In an era where diversity in education demands innovative approaches, two school counseling graduate students from Attallah College of Educational Studies have emerged as beacons of change and inclusivity. Andres Rocha and Taryn Hastie, both passionate about transforming how schools engage with non-English speaking families, recently shared their insights at the past California Association of School Counselors conference (CASC). Their presentation, “Increasing Engagement with Non-English Speaking Families,” not only highlighted the gaps in current engagement practices but also offered a roadmap for more inclusive communication strategies.


Andres Rocha, MA School Counseling ’24, co-presenting at CASC.

Andres Rocha, MA School Counseling ’24, co-presenting at CASC.

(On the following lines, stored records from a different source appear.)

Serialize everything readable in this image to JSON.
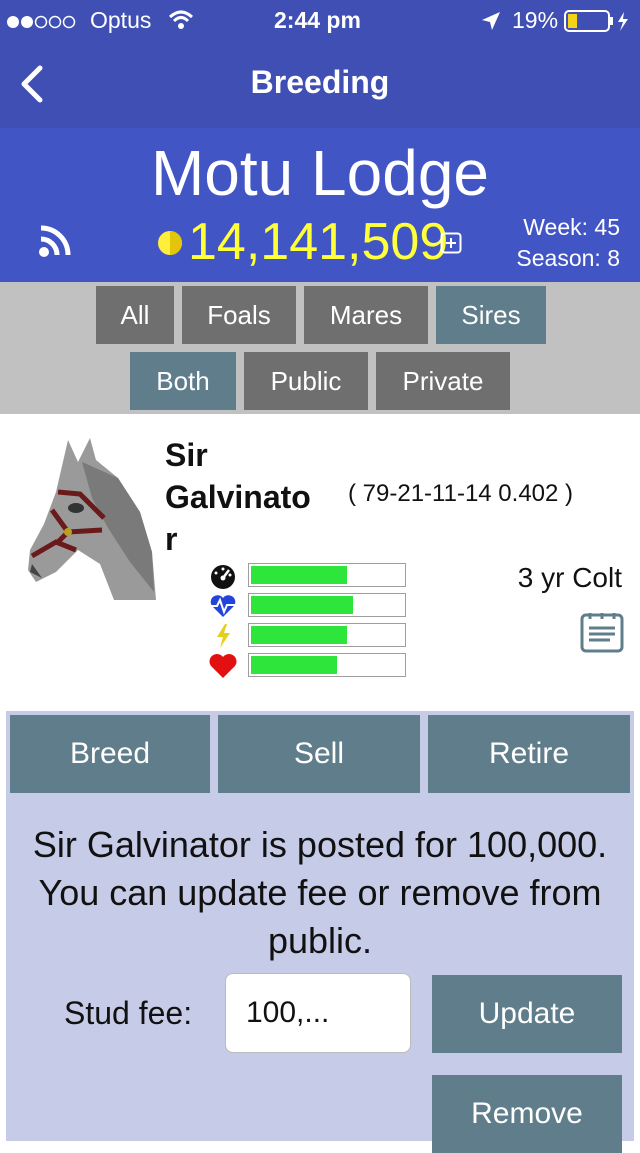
{
  "status_bar": {
    "carrier": "Optus",
    "time": "2:44 pm",
    "battery": "19%"
  },
  "nav": {
    "title": "Breeding"
  },
  "stable": {
    "name": "Motu Lodge",
    "money": "14,141,509",
    "week": "Week: 45",
    "season": "Season: 8"
  },
  "filters": {
    "row1": [
      "All",
      "Foals",
      "Mares",
      "Sires"
    ],
    "row2": [
      "Both",
      "Public",
      "Private"
    ],
    "active_row1": "Sires",
    "active_row2": "Both"
  },
  "horse": {
    "name_line1": "Sir",
    "name_line2": "Galvinato",
    "name_line3": "r",
    "record": "( 79-21-11-14 0.402 )",
    "age_sex": "3 yr Colt",
    "stats": [
      {
        "icon": "speedometer-icon",
        "fill": 0.64
      },
      {
        "icon": "heartbeat-icon",
        "fill": 0.68
      },
      {
        "icon": "lightning-icon",
        "fill": 0.64
      },
      {
        "icon": "heart-icon",
        "fill": 0.58
      }
    ]
  },
  "actions": {
    "breed": "Breed",
    "sell": "Sell",
    "retire": "Retire"
  },
  "info_text": "Sir Galvinator is posted for 100,000. You can update fee or remove from public.",
  "stud": {
    "label": "Stud fee:",
    "value": "100,...",
    "update": "Update",
    "remove": "Remove"
  },
  "colors": {
    "nav_bg": "#3f4fb3",
    "header_bg": "#4255c5",
    "money": "#ffff3a",
    "filter_btn": "#6f6f6f",
    "filter_active": "#607d8b",
    "action_btn": "#607d8b",
    "panel_bg": "#c6cbe8",
    "stat_fill": "#2ee63b"
  }
}
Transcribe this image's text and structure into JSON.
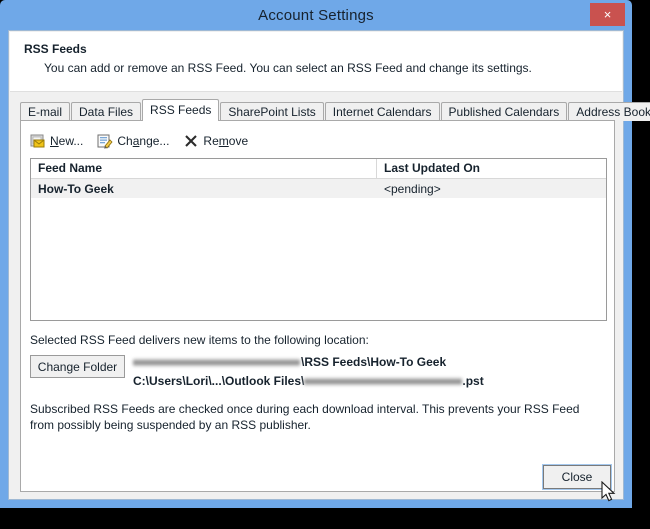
{
  "window": {
    "title": "Account Settings",
    "close_x_icon": "close-icon",
    "close_x_label": "×"
  },
  "header": {
    "title": "RSS Feeds",
    "subtitle": "You can add or remove an RSS Feed. You can select an RSS Feed and change its settings."
  },
  "tabs": [
    {
      "label": "E-mail",
      "active": false
    },
    {
      "label": "Data Files",
      "active": false
    },
    {
      "label": "RSS Feeds",
      "active": true
    },
    {
      "label": "SharePoint Lists",
      "active": false
    },
    {
      "label": "Internet Calendars",
      "active": false
    },
    {
      "label": "Published Calendars",
      "active": false
    },
    {
      "label": "Address Books",
      "active": false
    }
  ],
  "toolbar": {
    "new": {
      "pre": "",
      "accel": "N",
      "post": "ew...",
      "icon": "new-feed-icon"
    },
    "change": {
      "pre": "Ch",
      "accel": "a",
      "post": "nge...",
      "icon": "change-feed-icon"
    },
    "remove": {
      "pre": "Re",
      "accel": "m",
      "post": "ove",
      "icon": "remove-x-icon"
    }
  },
  "list": {
    "columns": [
      "Feed Name",
      "Last Updated On"
    ],
    "rows": [
      {
        "feed_name": "How-To Geek",
        "last_updated_on": "<pending>",
        "selected": true
      }
    ]
  },
  "location": {
    "label": "Selected RSS Feed delivers new items to the following location:",
    "change_folder_button": "Change Folder",
    "path_line1_redacted": true,
    "path_line1_suffix": "\\RSS Feeds\\How-To Geek",
    "path_line2_prefix": "C:\\Users\\Lori\\...\\Outlook Files\\",
    "path_line2_redacted": true,
    "path_line2_suffix": ".pst"
  },
  "footer_note": "Subscribed RSS Feeds are checked once during each download interval. This prevents your RSS Feed from possibly being suspended by an RSS publisher.",
  "buttons": {
    "close": "Close"
  },
  "colors": {
    "window_frame": "#6fa8e8",
    "close_button_red": "#c9524f",
    "client_bg": "#f0f0f0",
    "panel_white": "#ffffff",
    "selected_row": "#f1f1f1",
    "text": "#16222d"
  }
}
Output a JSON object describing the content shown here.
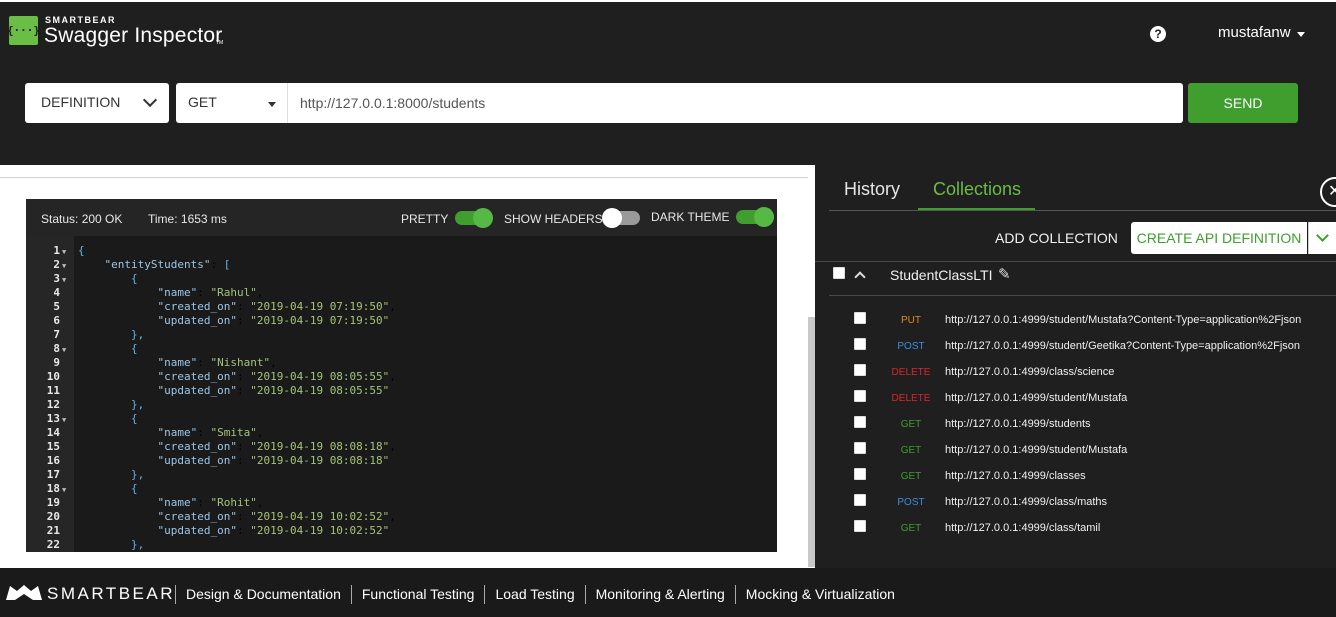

Andres Rocha, MA School Counseling ’24: Bridging the Gap

Andres previously served as a dedicated college advisor with the USC College Advising Corps and brought personal and professional experiences into his research. “I became interested in this topic when I began connecting with families…learning that families were instilling the importance of education with their students but were increasingly unfamiliar with how to navigate the education systems in this country,” he explained. Contrary to the stereotype that non-participation equates to a lack of interest, Andres’s work reveals a different narrative. His passion lies in “working with parents to uplift school counseling programs and school communities as a whole,” making school environments more conducive to partnerships with parents. 

Highlighting effective engagement strategies, Andres pointed out that providing tools and asking for input from non-English speaking families are crucial steps toward making them active participants in their children’s education.

Taryn Hastie, MA School Counseling ’24

Taryn Hastie, MA School Counseling ’24, co-presenting at CASC.

Taryn Hastie, MA School Counseling ’24: Cultivating Connections

Taryn Hastie, motivated by her future role as an English-speaking counselor, seeks to make all families feel heard and supported. Her approach to research is driven by the desire to “become better versed in effectively amplifying what families are already doing to support their students.” Taryn’s work at Chapman University’s Student Psychological Counseling Services, alongside her educational journey at Attallah College, has emphasized the importance of connecting with the diverse cultural and linguistic backgrounds of students and their families. Through the guidance of professors Dr. Randelle Kirkemo and Professor Darwin Vega, and inspired by Dr. Stephany Cuevas’s research, Taryn and Andres crafted a presentation that champions cultural sustainability and confronts pervasive stereotypes at the annual CASC conference.

A Path Forward

As both students prepare to graduate in the Spring, their paths reflect a shared commitment to serving communities with empathy and innovation. Andres aspires to return to Long Beach Unified School District, hoping to support low-income BIPOC communities through enhanced parental engagement practices. Taryn looks forward to a career as a school counselor or therapist in Orange County, focusing on supporting students in identifying and achieving their mental health goals.

Their work serves as a powerful reminder of the vital role school counselors and educators play in bridging the gap between schools and non-English-speaking families. Through research, engagement, and a deep commitment to inclusivity, Andres Rocha and Taryn Hastie are not just preparing for their futures—they’re shaping the future of educational engagement in our diverse society.

School Counseling Research Feature

(L-R): Dr. Randee Kirkemo, Taryn Hastie, Andres Rocha, and Professor Darwin Vega at CASC.